Desde la jaula el ratón movió nervioso su hocico.
– No puede ser – repitió –. Es ilógico, imposible. ¿Quién...?
Leyó el sello una y otra vez pensando que el cansancio le había hecho equivocarse pero no podía ser de otra manera. Ahí estaba el sello que ella tan bien conocía. En realidad, se trataba de un mecanismo muy simple que Eldrin le había escrito en sus primeros ejercicios cuando recién comenzaba a estudiar los Códigos Etéreos. Pero no sólo eso sino que el sello estaba encadenado al resto de la compleja secuencia que hasta ahora no había logrado descifrar. Si su teoría era correcta, bastaba con desactivar ese último sello para que la secuencia se revirtiera.
¿Sería que Eldrin...?
Sacudió la cabeza. Ese enigma podía ser resuelto más tarde.
Con la punta de sus dedos trazó la forma de la llave y ante su incredulidad uno a uno los sellos se fueron disolviendo en pequeñas chispas hasta que el último se apagó del todo. La puerta de la jaula se abrió con un chasquido y el pequeño ratón dio un salto fuera de ella.
– Si quieres vivir, debes venir conmigo – dicho esto Olivia abrió su alforja para que indicarle que saltara dentro de ella. – Pero debes decidirte ya mismo o...
Todo sucedió muy rápido. Su éxito le había producido tal alegría que no había notado que los ronquidos se habían acallado y que un aturdido Leander la miraba de costado. El mago estaba a punto de lanzarle un hechizo pero su pesado cuerpo se había enredado con las mantas y Olivia apenas tuvo tiempo de ver cómo el ratón saltaba dentro de la alforja antes de agarrar una piedra y arrojarla hacia las estanterías que hizo caer varios de los frascos que al chocar contra el suelo produjeron una explosión que cubrió toda la estancia de un espeso humo amarillo.

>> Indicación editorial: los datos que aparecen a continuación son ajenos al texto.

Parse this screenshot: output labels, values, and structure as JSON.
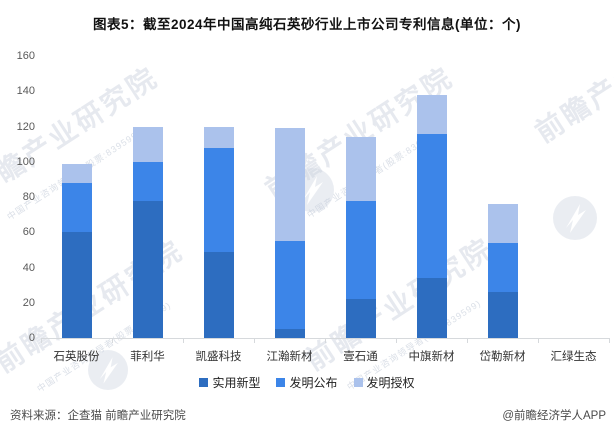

– ¡Intruso! ¡Intruso! – gritó Leander varias veces mientras los guardias del otro lado abrieron la puerta pero no lograban ver nada y se tropezaron con el mago tirado en el suelo quien no paraba de chillar a todo pulmón y lanzar hechizos a diestra y siniestra que terminaron petrificando a los mismos hombres que lo venían a rescatar.
Para entonces, Olivia ya había cruzado corriendo la puerta del pasadizo, que se cerró a los pocos segundos sin que los otros se percataran.